Test the connection from inside the AI container:

from qdrant_client import QdrantClient

client = QdrantClient(host="qdrant", port=6333)
print(client.get_collections())

Stop everything:

docker compose down

Add -v to also delete the qdrant volume:

docker compose down -v

Step 7: Useful Docker commands for AI work

# List running containers
docker ps

# List all images and their sizes
docker images

# Remove unused images (reclaim disk space)
docker system prune -a

# Check GPU usage inside a running container
docker exec -it <container_id> nvidia-smi

# Copy a file from container to host
docker cp <container_id>:/workspace/results.csv ./results.csv

# View container logs
docker logs -f <container_id>

Use It

You now have a reproducible AI development environment. For the rest of this course:

No GPU?

Remove the --gpus all flag and the NVIDIA deploy block. The container still works for CPU-based lessons.
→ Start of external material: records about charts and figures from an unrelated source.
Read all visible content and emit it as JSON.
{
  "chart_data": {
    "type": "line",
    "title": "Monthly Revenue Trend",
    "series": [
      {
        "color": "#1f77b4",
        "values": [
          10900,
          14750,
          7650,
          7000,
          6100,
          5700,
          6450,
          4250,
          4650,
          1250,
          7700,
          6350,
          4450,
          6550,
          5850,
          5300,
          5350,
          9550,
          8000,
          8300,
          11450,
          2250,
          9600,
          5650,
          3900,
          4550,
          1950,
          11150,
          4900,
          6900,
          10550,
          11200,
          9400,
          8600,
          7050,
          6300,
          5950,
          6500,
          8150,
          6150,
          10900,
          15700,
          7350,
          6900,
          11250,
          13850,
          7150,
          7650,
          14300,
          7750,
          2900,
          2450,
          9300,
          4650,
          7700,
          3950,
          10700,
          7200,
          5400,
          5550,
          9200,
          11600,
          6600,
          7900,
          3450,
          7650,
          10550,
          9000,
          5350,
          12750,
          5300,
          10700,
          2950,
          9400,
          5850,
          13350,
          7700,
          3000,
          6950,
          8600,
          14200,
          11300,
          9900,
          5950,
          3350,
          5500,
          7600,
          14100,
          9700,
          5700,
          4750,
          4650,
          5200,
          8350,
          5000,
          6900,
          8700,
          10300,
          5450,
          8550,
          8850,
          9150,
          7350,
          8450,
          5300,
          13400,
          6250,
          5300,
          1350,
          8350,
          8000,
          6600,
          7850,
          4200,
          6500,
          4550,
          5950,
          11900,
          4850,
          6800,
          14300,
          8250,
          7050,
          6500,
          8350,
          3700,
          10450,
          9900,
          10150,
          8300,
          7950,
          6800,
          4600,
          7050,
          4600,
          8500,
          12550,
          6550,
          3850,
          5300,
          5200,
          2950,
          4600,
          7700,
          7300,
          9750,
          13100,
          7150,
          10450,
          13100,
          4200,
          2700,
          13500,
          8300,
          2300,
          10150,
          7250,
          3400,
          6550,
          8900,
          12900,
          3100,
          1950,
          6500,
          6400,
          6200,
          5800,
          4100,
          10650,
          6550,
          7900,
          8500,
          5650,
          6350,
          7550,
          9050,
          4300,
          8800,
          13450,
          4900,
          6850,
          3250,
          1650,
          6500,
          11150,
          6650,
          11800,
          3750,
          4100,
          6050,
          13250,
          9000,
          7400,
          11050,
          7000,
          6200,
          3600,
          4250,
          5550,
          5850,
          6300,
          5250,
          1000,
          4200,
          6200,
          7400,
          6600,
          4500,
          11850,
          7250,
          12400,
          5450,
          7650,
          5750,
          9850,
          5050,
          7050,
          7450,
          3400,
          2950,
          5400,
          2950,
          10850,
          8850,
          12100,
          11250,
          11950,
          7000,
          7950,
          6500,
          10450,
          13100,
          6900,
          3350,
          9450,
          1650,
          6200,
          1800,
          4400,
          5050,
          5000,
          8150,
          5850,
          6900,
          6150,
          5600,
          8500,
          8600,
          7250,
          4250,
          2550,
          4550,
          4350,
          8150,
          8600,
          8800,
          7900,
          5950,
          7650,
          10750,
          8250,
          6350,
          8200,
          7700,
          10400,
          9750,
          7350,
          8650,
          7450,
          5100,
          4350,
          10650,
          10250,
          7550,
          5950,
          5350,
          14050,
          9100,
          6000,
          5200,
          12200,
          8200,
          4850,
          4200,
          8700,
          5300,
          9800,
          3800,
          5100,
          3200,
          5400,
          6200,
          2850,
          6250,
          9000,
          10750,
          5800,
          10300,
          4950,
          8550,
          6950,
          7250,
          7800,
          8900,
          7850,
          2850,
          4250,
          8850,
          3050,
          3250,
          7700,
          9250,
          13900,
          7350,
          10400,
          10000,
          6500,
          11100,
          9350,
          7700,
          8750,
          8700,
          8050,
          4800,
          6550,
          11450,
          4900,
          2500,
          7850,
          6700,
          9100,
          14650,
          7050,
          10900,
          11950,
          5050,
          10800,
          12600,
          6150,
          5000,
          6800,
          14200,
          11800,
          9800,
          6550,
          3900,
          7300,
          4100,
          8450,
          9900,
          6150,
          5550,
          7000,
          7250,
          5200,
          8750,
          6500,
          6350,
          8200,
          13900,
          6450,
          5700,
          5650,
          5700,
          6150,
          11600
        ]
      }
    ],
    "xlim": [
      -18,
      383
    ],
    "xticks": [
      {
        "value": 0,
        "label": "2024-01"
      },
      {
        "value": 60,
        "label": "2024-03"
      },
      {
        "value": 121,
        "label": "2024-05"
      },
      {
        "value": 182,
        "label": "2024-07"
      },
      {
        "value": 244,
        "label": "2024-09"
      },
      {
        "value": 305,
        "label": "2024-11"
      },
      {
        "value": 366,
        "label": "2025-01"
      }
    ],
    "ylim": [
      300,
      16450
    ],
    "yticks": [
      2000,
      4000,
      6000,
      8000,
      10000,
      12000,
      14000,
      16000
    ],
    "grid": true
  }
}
PyTorch detects the absence of CUDA and falls back to CPU automatically.

Exercises

  1. Build the Dockerfile and run python -c "import torch; print(torch.__version__)" inside the container
  2. Start the docker-compose stack and verify Qdrant is accessible from the AI container at http://qdrant:6333/collections
  3. Add flask to the Dockerfile, rebuild, and run a simple API server on port 5000. Map the port with -p 5000:5000
  4. Measure the image size with docker images. Try switching the base image from devel to runtime and compare sizes

Key Terms

Term What people say What it actually means
Container "Lightweight VM" An isolated process using the host kernel, with its own filesystem and network
Image layer "Cached step" Each Dockerfile instruction creates a layer. Unchanged layers are cached, so rebuilds are fast.
NVIDIA Container Toolkit "GPU in Docker" A runtime hook that exposes host GPUs to containers via --gpus flag
Volume mount "Shared folder" A directory on the host mapped into the container. Changes persist after the container stops.
Base image "Starting point" The FROM image your Dockerfile builds on top of. Determines what is pre-installed.